Still, this thought didn’t counter me too often, and I continued living my increasingly excessive life in New York.
On the evening of the 21st of August 1968, I had a girlfriend over. We’d finished dinner and I started kissing her on the couch of my living room. It was then that she informed me, in between my kisses, that the Warsaw Pact troops had invaded Prague. I knew instantly that such a radical reminder of my homeland must prompt me to fulfil my promise: to start planning my return.

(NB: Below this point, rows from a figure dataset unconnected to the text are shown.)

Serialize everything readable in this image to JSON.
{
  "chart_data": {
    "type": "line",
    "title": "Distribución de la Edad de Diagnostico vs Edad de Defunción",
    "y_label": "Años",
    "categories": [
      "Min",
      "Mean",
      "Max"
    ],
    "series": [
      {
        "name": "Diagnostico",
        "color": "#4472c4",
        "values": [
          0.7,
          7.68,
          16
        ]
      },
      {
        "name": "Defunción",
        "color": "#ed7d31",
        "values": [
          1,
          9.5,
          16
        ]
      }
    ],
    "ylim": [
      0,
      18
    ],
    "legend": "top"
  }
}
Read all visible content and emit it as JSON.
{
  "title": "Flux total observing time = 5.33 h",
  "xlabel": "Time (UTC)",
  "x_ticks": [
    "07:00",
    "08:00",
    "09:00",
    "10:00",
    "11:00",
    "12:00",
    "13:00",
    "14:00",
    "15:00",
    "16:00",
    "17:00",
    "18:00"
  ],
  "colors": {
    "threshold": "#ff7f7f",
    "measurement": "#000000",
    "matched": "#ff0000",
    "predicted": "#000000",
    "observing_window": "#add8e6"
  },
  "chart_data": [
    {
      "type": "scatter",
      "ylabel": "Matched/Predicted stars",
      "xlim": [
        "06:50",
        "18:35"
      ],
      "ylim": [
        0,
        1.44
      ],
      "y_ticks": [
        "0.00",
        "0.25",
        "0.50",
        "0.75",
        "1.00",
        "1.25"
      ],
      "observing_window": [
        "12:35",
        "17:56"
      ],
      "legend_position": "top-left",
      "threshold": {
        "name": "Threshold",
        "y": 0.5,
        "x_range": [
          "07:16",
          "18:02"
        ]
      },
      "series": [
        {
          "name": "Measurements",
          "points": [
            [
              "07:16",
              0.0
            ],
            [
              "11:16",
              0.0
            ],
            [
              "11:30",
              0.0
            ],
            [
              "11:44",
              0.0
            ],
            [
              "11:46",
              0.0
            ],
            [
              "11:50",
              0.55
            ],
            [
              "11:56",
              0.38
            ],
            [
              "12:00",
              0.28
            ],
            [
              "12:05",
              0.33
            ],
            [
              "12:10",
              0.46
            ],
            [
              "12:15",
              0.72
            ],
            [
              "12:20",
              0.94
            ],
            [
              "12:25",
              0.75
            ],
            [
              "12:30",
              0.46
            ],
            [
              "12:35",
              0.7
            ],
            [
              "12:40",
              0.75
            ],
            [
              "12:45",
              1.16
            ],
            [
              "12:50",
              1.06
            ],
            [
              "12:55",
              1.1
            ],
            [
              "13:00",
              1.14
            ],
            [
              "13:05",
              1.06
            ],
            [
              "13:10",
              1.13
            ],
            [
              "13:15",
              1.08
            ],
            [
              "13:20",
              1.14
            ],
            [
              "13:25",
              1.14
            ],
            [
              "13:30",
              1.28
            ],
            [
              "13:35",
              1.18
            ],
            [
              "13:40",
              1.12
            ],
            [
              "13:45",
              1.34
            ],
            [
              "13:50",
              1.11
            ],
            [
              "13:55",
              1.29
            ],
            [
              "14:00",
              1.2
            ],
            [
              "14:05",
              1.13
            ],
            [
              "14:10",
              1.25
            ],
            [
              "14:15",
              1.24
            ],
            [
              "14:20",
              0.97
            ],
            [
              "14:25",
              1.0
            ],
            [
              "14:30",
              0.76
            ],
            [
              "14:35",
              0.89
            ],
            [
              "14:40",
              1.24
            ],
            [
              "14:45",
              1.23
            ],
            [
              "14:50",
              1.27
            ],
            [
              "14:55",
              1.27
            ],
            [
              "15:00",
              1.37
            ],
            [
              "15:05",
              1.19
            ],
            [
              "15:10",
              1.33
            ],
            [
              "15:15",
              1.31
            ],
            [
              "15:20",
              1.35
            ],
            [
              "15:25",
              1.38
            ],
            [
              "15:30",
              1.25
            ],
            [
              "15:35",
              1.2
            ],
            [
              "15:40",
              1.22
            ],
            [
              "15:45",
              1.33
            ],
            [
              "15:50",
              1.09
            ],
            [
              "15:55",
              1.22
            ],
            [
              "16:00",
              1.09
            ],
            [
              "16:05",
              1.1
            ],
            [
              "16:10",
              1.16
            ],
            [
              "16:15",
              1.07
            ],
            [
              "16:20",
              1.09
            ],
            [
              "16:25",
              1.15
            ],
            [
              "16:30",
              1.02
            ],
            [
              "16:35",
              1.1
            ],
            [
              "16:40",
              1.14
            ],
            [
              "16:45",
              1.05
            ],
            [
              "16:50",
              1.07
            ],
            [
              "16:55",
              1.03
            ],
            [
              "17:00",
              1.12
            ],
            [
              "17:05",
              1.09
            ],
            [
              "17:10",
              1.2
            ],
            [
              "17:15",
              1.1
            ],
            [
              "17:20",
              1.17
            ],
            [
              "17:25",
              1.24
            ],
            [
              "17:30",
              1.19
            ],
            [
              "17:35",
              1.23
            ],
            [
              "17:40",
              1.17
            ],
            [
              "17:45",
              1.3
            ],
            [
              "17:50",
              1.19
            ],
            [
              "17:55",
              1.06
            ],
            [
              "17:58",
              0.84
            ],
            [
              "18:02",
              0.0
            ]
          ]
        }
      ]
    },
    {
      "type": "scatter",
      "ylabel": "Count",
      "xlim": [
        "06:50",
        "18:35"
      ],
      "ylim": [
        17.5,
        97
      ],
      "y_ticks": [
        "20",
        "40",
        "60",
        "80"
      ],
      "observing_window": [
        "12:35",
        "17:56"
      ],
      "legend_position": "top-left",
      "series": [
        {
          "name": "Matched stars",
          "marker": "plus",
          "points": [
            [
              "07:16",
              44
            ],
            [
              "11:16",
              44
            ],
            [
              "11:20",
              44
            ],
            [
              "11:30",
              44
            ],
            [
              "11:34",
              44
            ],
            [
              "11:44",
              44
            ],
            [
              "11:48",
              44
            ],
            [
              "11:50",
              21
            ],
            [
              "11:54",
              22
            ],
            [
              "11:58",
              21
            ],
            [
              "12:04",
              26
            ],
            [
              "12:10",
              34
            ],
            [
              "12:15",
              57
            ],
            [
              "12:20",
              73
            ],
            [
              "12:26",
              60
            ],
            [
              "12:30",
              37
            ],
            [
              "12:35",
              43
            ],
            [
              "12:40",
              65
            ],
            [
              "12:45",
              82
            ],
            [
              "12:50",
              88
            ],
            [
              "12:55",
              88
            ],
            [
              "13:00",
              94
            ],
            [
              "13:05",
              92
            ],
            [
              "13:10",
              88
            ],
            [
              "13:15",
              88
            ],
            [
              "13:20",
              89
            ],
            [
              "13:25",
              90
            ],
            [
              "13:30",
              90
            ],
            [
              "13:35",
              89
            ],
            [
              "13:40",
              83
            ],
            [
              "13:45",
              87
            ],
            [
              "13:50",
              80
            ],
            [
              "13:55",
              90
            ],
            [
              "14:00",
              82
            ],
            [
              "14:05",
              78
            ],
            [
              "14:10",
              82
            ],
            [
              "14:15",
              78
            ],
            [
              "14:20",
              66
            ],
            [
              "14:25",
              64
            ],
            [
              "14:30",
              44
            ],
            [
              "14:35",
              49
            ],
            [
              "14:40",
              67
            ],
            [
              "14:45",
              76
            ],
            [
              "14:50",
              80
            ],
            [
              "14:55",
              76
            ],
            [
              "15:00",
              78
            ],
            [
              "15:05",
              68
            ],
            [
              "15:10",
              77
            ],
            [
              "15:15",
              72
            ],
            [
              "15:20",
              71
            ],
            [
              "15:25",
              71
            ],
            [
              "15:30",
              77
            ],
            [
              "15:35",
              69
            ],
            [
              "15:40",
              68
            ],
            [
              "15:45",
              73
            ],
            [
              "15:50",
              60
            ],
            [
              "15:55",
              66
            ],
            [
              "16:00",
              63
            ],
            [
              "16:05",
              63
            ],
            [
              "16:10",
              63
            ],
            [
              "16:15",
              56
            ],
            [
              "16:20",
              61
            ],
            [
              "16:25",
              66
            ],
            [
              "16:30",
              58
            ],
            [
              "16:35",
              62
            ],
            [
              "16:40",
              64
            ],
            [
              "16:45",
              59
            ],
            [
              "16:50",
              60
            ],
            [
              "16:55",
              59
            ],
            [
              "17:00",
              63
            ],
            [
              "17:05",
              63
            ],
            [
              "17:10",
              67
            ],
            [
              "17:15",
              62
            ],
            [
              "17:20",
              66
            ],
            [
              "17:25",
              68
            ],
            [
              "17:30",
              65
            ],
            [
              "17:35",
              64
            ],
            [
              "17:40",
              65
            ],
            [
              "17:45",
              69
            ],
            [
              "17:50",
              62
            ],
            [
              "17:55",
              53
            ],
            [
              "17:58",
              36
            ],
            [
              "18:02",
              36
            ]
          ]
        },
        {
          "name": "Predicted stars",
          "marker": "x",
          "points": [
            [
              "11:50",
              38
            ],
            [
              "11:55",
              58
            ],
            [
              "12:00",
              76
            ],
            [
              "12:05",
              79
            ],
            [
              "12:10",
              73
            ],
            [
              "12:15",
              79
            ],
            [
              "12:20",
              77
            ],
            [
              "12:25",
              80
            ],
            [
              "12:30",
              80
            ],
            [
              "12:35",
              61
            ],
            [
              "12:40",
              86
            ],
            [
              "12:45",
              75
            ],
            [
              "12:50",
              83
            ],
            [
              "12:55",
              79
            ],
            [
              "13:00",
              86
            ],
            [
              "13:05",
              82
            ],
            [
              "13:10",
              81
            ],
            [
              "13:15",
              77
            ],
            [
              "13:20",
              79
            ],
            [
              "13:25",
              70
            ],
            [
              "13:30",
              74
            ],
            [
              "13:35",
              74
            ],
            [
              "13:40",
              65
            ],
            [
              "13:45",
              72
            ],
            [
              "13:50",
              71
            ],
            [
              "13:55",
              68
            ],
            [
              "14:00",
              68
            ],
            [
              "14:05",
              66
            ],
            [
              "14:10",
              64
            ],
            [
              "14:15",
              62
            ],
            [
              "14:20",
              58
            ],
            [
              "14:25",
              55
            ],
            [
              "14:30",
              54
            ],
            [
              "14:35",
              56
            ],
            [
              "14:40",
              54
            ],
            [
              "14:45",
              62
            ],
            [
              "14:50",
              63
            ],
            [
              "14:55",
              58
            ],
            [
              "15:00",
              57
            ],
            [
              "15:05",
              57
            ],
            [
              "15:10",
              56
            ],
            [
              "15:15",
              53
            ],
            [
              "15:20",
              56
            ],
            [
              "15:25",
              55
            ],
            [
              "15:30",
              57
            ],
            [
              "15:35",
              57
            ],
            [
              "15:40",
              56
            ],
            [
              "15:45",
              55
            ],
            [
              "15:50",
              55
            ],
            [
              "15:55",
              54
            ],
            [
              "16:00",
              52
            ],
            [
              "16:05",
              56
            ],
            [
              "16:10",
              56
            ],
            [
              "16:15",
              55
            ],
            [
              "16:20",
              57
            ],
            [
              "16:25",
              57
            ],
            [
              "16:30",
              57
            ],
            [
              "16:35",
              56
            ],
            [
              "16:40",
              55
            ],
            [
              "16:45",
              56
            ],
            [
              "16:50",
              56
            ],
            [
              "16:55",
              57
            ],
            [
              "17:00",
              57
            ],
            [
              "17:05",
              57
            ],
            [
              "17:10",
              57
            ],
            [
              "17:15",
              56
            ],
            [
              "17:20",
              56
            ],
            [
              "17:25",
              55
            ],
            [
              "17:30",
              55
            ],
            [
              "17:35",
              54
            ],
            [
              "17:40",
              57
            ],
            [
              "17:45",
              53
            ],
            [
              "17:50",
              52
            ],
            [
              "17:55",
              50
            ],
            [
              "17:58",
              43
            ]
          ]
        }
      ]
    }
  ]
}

I made love to the girlfriend with more passion than to anyone else ever before. In the act of lovemaking, I was desperately clinging on to my New York-life.
But already then I knew it to be in vain. On the 3rd of September of the same year, I was sitting in my kitchen, having scrambled eggs. It was to be my last lunch in America. At 2.30 pm, I would take a cab to the airport and fly to Paris from where I would take a train to Prague. I thought with bemusement of the Biblical theme of the last supper and how my philosophy required me to dishonour it as much as possible. No radical sentiments. No special preparation. Scrambled eggs and a glass of orange juice, like every Tuesday for the past years. By keeping myself grounded and refusing the ritualism of commemorating the passing past, I was acknowledging that life was indifferent to individual fates. I was acting true to reality. The last symbol of my radical denial of symbolism. After lunch, I washed up my plate and my glass, left my keys on the kitchen table and left for the airport with nothing but a handbag.
I reached Český Krumlov at the end of September, after having been detained by the police in Prague for a week. Czechoslovakia seemed darker and more terrified that ever before my migration. So did the Krumlov, and my aunt hugged me close when she saw me, being too frightened to remember to ask me anything.
On the day after my arrival, I gave a call to Pavel’s family’s house. He was home. I asked him whether he would like to come over. An hour later, however, there was a knock on the door and Pavel was standing there with Magda on his side. Magda looked at me with tears in her eyes and Pavel was looking, with sorrow, at Magda.
I hugged them both, joyful and peaceful in my heart that my future remained exactly as I left it.